The Obama White House is launching an extensive, campaign-style drive to build support for Congress to act. A White House official told the Sun-Times that will include "outreach to a variety of stakeholder groups. We'll continue to engage in coming weeks, months." Obama and Biden "get out of Washington to talk about this. Social media will continue." There will be continuing work with mayors, governors, law enforcement, parent and other groups, other groups we've been working with."
Further evidence of the hurdles the Obama proposals face comes from chilly reception from House Judiciary Chairman Bob Goodlatte (R-Va.); his panel would handle much of the proposed legislation and would be ground zero for the gun battles to come.
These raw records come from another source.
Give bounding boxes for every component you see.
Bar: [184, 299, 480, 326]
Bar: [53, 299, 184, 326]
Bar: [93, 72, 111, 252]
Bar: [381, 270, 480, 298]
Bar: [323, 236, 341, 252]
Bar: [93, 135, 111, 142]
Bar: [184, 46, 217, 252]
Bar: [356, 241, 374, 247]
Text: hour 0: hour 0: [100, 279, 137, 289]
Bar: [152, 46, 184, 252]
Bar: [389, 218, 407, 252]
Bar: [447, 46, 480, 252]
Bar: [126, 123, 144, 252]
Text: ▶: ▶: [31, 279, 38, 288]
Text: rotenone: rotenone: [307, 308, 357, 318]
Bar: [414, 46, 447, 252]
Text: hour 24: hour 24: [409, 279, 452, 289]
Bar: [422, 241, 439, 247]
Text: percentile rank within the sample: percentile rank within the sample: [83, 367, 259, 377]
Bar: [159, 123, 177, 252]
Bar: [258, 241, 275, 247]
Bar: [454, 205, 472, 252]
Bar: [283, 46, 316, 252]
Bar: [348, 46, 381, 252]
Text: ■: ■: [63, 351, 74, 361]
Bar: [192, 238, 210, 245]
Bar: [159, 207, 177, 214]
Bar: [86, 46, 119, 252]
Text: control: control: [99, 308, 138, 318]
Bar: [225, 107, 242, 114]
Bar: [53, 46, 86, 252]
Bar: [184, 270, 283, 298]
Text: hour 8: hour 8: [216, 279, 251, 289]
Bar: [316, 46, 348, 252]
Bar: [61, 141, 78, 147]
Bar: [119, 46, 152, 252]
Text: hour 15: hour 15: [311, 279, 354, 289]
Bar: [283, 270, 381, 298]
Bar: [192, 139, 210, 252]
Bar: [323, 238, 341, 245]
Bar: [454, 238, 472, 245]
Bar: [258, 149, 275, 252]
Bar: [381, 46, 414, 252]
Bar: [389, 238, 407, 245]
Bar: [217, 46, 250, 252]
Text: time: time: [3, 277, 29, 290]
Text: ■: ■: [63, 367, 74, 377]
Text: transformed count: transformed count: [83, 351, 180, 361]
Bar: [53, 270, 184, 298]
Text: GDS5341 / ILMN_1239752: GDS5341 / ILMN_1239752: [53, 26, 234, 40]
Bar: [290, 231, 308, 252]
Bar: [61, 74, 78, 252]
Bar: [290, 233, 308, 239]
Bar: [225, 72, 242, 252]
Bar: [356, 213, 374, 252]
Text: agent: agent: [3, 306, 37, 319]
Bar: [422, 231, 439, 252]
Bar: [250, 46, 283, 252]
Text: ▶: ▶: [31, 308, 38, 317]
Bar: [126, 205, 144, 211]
"House Republicans welcome the recommendations of this task force and will consider them as the House continues to examine ways to prevent tragedies like the one in Newtown. However, good intentions do not necessarily make good laws, so as we investigate the causes and search for solutions, we must ensure that any proposed solutions will actually be meaningful in preventing the taking of innocent life and that they do not trample on the rights of law-abiding citizens to exercise their Constitutionally-guaranteed rights. We will take these recommendations into consideration as we continue to conduct our own inquiries into how to prevent these tragedies from happening," Goodlatte said.
Highlights of the proposals include:
*Reinstating the assault weapons ban; the nation had one in place between 1994 and 2004.
*Mandating background checks on all gun sales.
*Limiting high capacity magazines to 10 bullets.
*Banning armor-piercing bullets.
*Ending the freeze on gun violence research.
*Bolstering mental health coverage for youths.